Оттепель в Московии началась практически сразу после смерти в 1676 года ее последнего диктатора, царя Алексея. Да, Алексей был «мягким» самодержцем (в стиле Брежнева, как мы уже говорили). Но к критикам был он, как всякий диктатор, жесток и мстителенен. Свидельством тому судьбв Юрия Крижанича, о котором я обешал рассказать подробнее.

Крижанич был молодым хорватским священником, первоклассное по тем временам образование получил в Риме, но с юных лет мечтал о Москве: издалека она казалась ему надеждой славянства. Он добрался до Москвы в 1650-е, в самый разгар «московитской болезни», и легко себе представить, что он увидел. Какая уж там надежда славянства? Безнадежно больное общество, неспообное осознать, что оно больно. Общество, которое, как сформулировал впоследствии тот же Ключевский, «утратило средства к самоисправлению  и даже самые побуждения к нему» (40). И разочарованный Крижанич начал немыслимое в Московии  – критиковать. Открыто, публично. Кончилось тем, чем не могло не кончится. Царь Алексей упек его в Сибирь, да подальше, в Тобольск. И продержал его там 18 (!) лет. Так заплатил Крижанич за 18 месяцев в Москве.

Но он и в Тобольске не сидел сложа руки.  Критиковал. Предлагал реформы. Написал девять книг. О чем только он не писал!
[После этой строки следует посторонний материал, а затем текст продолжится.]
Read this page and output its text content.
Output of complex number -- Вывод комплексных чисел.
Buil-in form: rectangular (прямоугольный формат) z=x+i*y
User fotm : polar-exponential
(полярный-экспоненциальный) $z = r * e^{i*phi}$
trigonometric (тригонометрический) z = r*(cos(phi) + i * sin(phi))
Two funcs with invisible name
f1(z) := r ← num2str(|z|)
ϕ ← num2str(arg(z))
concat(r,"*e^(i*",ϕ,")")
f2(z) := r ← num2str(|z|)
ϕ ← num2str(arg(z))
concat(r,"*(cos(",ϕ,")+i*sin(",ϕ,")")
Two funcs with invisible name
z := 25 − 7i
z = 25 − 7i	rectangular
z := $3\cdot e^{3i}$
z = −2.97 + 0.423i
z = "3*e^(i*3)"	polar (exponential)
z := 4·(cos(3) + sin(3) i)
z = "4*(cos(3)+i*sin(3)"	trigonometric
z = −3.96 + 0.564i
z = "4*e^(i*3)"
Акад. В. И. Пичета в книге о Крижаниче в 1901 году не переставал удивляться: «Это какой-то энциклопедист. Он и историк и философ, богослов и юрист, экономист и политик, теоретик государственного права и практический советник по вопросам внутренней и внешней политики» (41). И то, что рукописи его как-то добирались до Москвы и у них находились читатели, свидетельствует, что и в Московии, точно так же, как в брежневском СССР, горячие ручьи текли подо льдом официальной идеологии. Оттепель готовилась. Ждала лишь ухода диктатора.

Потому и рассказывал я о Крижаниче, что его немедленное освобождение после смерти царя и было первым сигналом оттепели. Получил он редкую по той поре привилегию, разрешение выехать за границу, в котором 18 лет отказывал ему царь. Но умер, едва доехав до Вены. Не мог этот человек Возрождения жить в тогдашней России, но не смог, видно, и без нее. Позже, в 1680-е, во времена относительной гласности, всемогущий, казалось, князь Василий Голицын, фаворит царевны Софьи, делился с иностранными дипломатами своими планами отменить крепостное право и, между прочим, опубликовать книги Крижанича.
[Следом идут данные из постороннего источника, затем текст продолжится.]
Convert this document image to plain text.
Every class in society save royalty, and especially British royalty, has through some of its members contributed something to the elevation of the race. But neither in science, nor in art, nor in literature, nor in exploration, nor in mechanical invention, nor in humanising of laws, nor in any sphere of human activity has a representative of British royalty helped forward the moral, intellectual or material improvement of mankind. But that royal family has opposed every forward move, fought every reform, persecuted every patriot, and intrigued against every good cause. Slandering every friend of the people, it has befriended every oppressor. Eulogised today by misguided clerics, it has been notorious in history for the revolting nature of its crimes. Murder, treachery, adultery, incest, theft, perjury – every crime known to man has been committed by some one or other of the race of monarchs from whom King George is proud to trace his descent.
Но не суждено было этому дальновидному интеллигентному человеку возглавить грядущий «прорыв». Для этого, как показал трагический опыт другого потенциального преобразователя-самозванца в Смутное время, требовалось тогда быть неоспоримо легитимным САМОДЕРЖЦЕМ. Жестокая ирония была в этом для идеологов Московии, тех самых «иосифлян» (стяжателей), которые, собственно, и изобрели сакральное самодержавие в 1550-е. Этим ведь и соблазнили тогдашнего тщеславного царя, будущего Грозного. Но то были другие, ДОМОСКОВИТСКИЕ времена, когда возможна еще была в России война идей. Самодержавие казалось им тогда убийственным аргументом в их, стяжателей, пользу. И вот теперь это дитя их мысли их и убивало!
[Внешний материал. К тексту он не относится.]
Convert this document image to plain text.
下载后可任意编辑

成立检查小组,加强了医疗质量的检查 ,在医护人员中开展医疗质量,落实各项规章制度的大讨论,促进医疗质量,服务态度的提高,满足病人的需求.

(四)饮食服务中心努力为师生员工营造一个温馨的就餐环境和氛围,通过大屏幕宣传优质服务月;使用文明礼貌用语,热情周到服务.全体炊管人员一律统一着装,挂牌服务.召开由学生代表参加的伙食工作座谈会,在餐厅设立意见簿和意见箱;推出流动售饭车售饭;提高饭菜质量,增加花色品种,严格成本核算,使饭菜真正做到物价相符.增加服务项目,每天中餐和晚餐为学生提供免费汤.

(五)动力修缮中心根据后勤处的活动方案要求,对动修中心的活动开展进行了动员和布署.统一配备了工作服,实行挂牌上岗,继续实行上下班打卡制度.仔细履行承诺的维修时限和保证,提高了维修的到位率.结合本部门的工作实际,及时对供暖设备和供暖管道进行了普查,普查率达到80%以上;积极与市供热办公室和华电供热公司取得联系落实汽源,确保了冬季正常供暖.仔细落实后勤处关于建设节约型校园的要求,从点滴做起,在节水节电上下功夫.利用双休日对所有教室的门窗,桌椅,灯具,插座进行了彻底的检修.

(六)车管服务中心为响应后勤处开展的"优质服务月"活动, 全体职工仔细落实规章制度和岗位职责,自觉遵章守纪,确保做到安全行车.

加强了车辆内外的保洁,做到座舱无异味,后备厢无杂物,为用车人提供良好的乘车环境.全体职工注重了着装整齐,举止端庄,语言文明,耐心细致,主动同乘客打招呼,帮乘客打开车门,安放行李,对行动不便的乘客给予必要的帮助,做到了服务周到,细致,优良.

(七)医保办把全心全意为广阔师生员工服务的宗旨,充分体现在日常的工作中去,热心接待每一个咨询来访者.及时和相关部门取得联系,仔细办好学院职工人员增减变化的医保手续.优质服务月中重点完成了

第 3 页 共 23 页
Слишком что-то надолго затянулась в Московии оттепель, скажут оппоненты? Да, надолго. Благодаря запутанным семейным обстоятельствам царя Алексея. У него было 13 детей от первой жены, из них лишь два сына, и оба слабоумные. Здоровенький младенец родился только за четыре года до смерти царя от второй жены.  Назвали Петром. Вот и пришлось грядущему «прорыву» дожидаться пока вырастет младенец  – и похоронит Московию.